Gottfried streckte die Hand aus, um die Hand seiner Wirtin zu ergreifen, die sie ihm, seine Absicht ahnend, reichte, und führte sie respektvoll an seine Lippen. Frau de la Chanteries Hände waren von wunderbarer Schönheit, ohne Runzeln, weder fett noch mager, so weiß, dass sie den Neid einer jungen Frau erregen konnten, und von einer Form, dass sie ein Bildhauer hätte abbilden mögen. Gottfried bewunderte die Hand, und fand, dass sie zu dem Reiz der Stimme und der himmlischen Bläue der Augen passte.

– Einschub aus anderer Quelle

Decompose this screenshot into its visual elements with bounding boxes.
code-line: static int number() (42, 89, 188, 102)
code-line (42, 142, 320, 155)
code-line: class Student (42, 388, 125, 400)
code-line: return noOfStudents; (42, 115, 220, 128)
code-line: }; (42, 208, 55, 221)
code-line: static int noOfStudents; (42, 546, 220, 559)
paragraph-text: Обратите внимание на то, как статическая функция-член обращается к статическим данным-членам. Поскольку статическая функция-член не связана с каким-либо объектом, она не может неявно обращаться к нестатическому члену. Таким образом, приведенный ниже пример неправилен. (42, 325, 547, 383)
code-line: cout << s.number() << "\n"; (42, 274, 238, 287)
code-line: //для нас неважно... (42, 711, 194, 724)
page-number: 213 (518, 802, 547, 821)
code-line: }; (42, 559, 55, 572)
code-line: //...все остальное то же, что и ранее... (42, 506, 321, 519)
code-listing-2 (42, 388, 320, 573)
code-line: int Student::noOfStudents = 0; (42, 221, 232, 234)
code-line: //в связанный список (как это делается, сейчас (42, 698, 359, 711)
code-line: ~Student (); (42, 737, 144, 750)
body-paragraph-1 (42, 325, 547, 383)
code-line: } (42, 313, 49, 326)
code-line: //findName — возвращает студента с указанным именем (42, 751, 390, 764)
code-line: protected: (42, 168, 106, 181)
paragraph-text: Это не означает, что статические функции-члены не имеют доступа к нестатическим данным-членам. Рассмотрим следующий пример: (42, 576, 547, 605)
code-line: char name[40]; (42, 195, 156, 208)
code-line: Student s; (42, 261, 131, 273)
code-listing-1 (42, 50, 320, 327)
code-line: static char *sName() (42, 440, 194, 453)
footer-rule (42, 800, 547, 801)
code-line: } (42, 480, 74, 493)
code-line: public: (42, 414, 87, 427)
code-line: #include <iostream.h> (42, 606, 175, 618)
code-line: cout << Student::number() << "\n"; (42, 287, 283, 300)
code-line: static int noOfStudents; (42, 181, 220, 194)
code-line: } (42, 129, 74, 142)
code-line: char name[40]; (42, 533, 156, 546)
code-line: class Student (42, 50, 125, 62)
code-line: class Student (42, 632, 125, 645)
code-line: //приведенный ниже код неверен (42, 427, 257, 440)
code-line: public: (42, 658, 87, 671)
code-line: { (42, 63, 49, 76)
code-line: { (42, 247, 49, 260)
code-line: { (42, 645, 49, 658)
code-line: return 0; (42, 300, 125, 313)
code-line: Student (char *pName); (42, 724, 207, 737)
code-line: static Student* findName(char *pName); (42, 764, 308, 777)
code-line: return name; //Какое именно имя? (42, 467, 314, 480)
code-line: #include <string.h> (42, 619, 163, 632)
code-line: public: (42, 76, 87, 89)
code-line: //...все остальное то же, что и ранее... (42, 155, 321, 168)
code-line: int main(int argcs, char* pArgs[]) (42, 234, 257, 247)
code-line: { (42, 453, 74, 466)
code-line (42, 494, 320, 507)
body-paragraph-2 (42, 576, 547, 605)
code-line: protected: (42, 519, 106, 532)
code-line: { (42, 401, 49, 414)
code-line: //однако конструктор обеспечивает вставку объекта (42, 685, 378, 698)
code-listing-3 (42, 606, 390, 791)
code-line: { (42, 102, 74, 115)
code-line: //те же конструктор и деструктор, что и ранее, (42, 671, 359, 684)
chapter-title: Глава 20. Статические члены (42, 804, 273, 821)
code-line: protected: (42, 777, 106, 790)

»Bleiben Sie!« sagte Frau de la Chanterie, erhob sich und ging in ihr Zimmer.
Gottfried empfand eine heftige Erregung und wusste nicht, was er von ihrem Fortgehen denken sollte; aber sein Erstaunen dauerte nicht lange, denn sie kam mit einem Buch in der Hand zurück.
»Hier, mein liebes Kind , sagte sie, »haben Sie die Vorschriften eines großen Seelenarztes. Wenn die Verhältnisse des alltäglichen Lebens uns das Glück, das wir erwarteten, nicht zuteil werden ließen, dann muss man das Glück in dem höheren Leben suchen, und hier haben Sie den Schlüssel zu dieser neuen Welt. Lesen Sie jeden Abend und jeden Morgen ein Kapitel dieses Buches; aber lesen Sie es mit vollster Aufmerksamkeit, studieren Sie die Worte, als ob es sich um eine fremde Sprache handele ... Nach Verlauf eines Monats werden Sie ein anderer Mensch sein. Seit zwanzig Jahren lese ich täglich ein Kapitel, und meine drei Freunde, die Herren Nikolaus, Alain und Joseph, versäumen das ebensowenig wie das Schlafengehen und Aufstehen; machen Sie es ebenso aus Liebe zu Gott, aus Liebe zu mir«. Sie sprach mit himmlischer Freudigkeit und erhabenem Vertrauen.
Gottfried wandte das Buch um und las auf dem Rücken in Goldbuchstaben: »Die Nachahmung Christi«. Die Einfachheit dieser Frau, ihre kindliche Reinheit, ihre Überzeugung, dass sie ihm eine Wohltat erwiesen habe, verwirrten den Exdandy. Die Haltung und die Freude der Frau de la Chanterie glich vollständig denen einer Frau, die einem Kaufmann, der im Begriff ist, Konkurs anzumelden, hunderttausend Franken darbietet.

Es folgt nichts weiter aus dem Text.